# Hummingbirds and a mulie at 9000 feet



## flitsnowzoom (Mar 20, 2007)

*Hummingbirds and an albino mulie at 9000 feet*

This is too good not to share although it is a bit OT.
Yesterday I had the great good fortune to be up in Clear Creek County west of Denver and although it was snowing or raining all day (give me the snow if I have to work out in wet weather for several hours) the hummingbirds were out zooming around. I love to hear their trills and zooms. They have been back for over a month and already have moved up into the mountains from the foothills. 
BUT, the big surprise -- an albino mule deer. Oh wow! What a beautiful creature. All white. At first we thought it was a bighorn sheep -- all we could see were legs and a bit of a flank, then we thought maybe a young horse because the fur was too smooth for a sheep, then we finally got a view of the head and neck -- a mulie! It was either a yearling or a young doe. What a priviledge to see such a beautiful creature! We were able to watch it for a good 30 or 40 minutes, before it moseyed on. 

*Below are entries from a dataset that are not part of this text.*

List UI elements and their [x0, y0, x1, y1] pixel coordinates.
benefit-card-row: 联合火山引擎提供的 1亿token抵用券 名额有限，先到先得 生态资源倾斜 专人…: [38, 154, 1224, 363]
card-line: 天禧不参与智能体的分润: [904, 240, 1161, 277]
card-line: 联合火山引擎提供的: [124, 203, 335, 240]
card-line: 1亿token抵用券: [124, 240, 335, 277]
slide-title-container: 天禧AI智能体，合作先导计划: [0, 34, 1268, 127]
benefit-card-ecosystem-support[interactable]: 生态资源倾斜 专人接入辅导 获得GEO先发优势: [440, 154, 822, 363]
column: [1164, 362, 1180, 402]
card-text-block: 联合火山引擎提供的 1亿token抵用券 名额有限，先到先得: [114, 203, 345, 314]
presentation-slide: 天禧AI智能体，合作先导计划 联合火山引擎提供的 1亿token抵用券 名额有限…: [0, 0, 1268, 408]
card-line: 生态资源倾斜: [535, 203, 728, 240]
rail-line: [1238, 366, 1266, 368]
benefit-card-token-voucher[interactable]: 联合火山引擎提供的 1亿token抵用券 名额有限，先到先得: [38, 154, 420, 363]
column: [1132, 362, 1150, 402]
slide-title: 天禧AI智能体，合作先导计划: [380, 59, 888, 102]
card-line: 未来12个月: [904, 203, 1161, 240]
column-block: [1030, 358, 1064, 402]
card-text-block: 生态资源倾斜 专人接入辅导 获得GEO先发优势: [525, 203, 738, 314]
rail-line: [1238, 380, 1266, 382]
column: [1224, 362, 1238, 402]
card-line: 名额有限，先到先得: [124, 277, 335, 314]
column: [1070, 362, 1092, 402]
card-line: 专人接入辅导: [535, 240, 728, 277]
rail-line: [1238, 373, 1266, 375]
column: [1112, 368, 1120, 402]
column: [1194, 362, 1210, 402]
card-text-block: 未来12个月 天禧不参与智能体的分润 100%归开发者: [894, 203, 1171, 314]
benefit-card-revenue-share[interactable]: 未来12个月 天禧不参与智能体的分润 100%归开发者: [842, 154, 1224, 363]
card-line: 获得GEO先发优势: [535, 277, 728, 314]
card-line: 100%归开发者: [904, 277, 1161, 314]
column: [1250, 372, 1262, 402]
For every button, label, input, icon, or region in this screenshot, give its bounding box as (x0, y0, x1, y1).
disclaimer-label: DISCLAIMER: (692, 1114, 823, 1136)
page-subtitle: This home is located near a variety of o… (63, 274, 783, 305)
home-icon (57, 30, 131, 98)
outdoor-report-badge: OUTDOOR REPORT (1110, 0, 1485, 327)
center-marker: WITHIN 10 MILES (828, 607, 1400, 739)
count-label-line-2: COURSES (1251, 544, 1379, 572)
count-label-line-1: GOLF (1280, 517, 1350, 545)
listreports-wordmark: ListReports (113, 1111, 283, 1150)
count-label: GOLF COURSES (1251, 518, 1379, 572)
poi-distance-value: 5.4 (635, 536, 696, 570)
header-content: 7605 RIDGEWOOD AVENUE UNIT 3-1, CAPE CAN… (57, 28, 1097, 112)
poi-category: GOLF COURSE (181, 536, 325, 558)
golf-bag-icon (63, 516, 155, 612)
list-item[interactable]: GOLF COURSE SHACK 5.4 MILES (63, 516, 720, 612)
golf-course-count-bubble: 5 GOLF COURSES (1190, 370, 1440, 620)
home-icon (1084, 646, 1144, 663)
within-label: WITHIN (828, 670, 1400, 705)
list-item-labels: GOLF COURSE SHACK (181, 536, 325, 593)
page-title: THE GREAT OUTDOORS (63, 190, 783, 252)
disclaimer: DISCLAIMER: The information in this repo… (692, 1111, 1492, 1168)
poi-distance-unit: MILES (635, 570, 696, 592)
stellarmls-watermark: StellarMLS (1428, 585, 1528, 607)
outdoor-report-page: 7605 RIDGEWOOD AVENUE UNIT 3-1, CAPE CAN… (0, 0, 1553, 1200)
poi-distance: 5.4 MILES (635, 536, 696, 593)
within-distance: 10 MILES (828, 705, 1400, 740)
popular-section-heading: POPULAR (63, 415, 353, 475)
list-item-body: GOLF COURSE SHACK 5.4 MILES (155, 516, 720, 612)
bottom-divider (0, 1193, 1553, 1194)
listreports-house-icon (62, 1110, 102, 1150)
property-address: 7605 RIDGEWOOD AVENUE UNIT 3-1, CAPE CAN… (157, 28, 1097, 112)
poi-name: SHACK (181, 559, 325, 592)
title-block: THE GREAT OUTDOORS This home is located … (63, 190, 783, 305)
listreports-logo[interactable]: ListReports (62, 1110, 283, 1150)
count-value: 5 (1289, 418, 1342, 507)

I don't think it will last for long because it stands out so from any other animal -- great camofluage for snow but not for year-round. Unfortunately for this animal, the area is frequented by cougar (a perfectly designed deer predator) and bears. I may report it to the DOW and see if they can trap and transport it to a protected herd or zoo. I know, not a wild life, but I fear this animal will have a short life span because of its coloration.


----------



## mr squeaks (Apr 14, 2005)

What a great experience!!!

I sure hope the albino Mulie can be helped! Please keep us informed!

HUGS to ALL... 

Shi


----------



## flitsnowzoom (Mar 20, 2007)

*Here's a couple of pictures of the deer*

Hope you like these. Pics were taken at about 50-75 yds away.
Colorado Division of Wildlife does not have a program in place to ensure the safety of an animal such as this. She (unfortunately) lives in cougar and bear country.


----------



## Lovebirds (Sep 6, 2002)

What a georgous animal. Too bad she may not live very long. Man, this world can be cruel.........


----------



## Maggie-NC (Jun 22, 2005)

What a beautiful animal and they are pretty rare. I don't know if we have mule deer in NC but we have an albino deer in the neighborhood although I have never seen it. Thanks for the pictures. Hope Mr. Cougar stays away from her.


----------



## Reti (Jul 20, 2003)

Gorgeous animal. 

Reti


----------



## Avalona Birdy (Apr 12, 2006)

*breath taken away*


----------



## Margarret (May 3, 2007)

What a special and fortunate moment that was to see her appear. Wow! She makes me think of magical creatures.

Margarret


----------



## Skyeking (Jan 17, 2003)

Thanks for sharing, it's priceless!


----------